Лишь дорогой, в психовозке, переводя дух после беседы, подумал я с тоской: "Эх, мало погулял. Всего девять месяцев. Сейчас бы действовать и действовать - самое время начинается".

Одно было хорошо: санитары попались веселые, и всю дорогу рассказывали мы друг дружке анекдоты про Ленина. Так и прикатили в психушку - городскую психиатрическую больницу № 13 в Люблино. - Ну, вылезай, политический. Приехали.

Обычная городская больница - просто рай по сравнению со спецбольницей, и, хотя посадили меня в отделение для беспокойных больных, с запорами понадежней, с режимом пожестче, - уже через пару дней я там освоился.

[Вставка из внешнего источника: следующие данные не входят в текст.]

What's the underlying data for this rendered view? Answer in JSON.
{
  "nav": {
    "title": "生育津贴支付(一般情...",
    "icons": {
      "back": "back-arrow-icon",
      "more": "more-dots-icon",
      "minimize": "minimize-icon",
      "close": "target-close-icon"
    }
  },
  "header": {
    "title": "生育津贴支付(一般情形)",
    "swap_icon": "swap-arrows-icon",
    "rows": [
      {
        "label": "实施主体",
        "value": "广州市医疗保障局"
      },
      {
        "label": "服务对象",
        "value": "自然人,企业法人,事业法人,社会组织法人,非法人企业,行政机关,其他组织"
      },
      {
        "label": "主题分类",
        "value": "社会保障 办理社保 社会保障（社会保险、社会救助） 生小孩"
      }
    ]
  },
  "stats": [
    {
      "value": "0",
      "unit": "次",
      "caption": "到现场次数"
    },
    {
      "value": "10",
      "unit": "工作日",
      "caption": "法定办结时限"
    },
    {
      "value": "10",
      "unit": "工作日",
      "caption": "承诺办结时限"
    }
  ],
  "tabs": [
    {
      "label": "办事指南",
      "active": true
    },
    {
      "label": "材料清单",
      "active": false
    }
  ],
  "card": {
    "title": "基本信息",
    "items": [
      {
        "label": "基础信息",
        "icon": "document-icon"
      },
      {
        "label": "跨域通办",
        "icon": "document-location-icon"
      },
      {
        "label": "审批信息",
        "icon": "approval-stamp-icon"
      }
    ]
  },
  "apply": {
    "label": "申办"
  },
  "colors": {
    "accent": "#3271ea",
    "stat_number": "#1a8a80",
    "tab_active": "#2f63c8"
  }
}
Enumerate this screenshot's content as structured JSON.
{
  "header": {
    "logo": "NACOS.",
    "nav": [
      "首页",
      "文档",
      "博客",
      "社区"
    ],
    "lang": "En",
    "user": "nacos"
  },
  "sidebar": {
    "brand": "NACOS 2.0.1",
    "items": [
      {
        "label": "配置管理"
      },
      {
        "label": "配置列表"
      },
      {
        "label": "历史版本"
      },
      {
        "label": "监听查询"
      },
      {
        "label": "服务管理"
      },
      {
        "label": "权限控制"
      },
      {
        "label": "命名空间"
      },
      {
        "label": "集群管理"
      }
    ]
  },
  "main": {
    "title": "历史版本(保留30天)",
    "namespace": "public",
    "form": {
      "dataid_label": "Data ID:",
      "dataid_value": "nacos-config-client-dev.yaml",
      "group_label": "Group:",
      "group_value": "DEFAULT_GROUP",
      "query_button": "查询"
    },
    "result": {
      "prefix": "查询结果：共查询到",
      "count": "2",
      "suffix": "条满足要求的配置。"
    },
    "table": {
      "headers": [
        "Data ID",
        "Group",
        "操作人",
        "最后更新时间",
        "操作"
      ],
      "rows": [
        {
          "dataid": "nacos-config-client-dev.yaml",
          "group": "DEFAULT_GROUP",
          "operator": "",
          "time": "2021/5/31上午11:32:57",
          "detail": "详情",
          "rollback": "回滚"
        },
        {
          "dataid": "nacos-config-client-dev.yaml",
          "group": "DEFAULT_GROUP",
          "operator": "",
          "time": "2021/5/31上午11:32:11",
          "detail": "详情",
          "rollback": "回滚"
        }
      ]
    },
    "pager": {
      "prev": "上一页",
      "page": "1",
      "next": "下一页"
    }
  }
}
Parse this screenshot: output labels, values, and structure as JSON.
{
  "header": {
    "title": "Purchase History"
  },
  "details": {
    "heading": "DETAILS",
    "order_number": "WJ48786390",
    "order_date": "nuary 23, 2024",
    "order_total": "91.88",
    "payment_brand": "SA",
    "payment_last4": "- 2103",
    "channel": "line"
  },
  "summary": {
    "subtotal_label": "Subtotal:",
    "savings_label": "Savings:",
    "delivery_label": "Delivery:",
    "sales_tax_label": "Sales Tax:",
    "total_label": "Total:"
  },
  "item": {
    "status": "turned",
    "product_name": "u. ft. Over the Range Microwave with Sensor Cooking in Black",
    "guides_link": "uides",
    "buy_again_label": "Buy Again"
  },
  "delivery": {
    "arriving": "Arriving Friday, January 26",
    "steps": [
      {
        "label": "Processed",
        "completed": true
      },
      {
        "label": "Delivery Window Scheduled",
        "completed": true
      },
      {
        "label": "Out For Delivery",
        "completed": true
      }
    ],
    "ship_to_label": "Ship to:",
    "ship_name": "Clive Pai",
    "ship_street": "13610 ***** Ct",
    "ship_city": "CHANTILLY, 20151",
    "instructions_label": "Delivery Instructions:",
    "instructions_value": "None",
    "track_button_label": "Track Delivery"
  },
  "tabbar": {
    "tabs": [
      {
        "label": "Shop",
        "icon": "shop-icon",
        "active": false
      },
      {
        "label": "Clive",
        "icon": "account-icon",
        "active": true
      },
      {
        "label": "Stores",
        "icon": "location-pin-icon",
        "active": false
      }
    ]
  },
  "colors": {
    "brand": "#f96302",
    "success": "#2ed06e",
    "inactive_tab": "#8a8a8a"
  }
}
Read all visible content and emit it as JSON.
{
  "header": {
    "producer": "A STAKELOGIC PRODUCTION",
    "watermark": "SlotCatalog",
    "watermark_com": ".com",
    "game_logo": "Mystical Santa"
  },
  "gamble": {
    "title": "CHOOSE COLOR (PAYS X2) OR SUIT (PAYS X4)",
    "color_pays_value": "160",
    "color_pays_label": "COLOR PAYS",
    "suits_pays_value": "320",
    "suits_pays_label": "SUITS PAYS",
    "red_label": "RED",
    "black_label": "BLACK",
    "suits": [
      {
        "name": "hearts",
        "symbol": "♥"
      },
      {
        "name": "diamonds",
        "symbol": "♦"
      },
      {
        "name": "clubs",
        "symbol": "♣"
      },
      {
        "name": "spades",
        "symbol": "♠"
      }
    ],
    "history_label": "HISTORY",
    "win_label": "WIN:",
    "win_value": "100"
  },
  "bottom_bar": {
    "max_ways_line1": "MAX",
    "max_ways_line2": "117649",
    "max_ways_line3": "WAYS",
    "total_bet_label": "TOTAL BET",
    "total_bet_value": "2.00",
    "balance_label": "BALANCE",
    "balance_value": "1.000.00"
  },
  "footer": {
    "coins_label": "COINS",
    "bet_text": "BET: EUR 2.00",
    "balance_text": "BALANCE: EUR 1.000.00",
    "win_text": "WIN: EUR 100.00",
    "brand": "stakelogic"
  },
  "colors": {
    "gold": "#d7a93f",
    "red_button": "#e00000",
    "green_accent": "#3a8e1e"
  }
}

Лучшей рекомендацией мне было то, что меня забрали по приказу КГБ, - никто после этого не сомневался в моей нормальности. Врачи, фельдшера, санитары все были молодые ребята моего возраста или чуть постарше, и мы моментально нашли общий язык, а иногда и общих знакомых.

После первой же беседы со своим врачом, доктором Аркусом, я был уверен, что не только "лечить" он меня не станет, но считает вполне здоровым и постарается сделать все от него зависящее, чтобы освободить. А это было вовсе не просто. Как и везде в СССР, посадить легко, выпустить же - целая проблема. Нужно согласие главврача, а то и целой комиссии. И это еще не все: свое мнение они могли лишь сообщить главному психиатру Москвы, и только он мог принять окончательное решение. Намерений же властей никто не знал - лишь подозревали, что они планируют вернуть меня в Ленинград как "недолечившегося" и "преждевременно выписанного".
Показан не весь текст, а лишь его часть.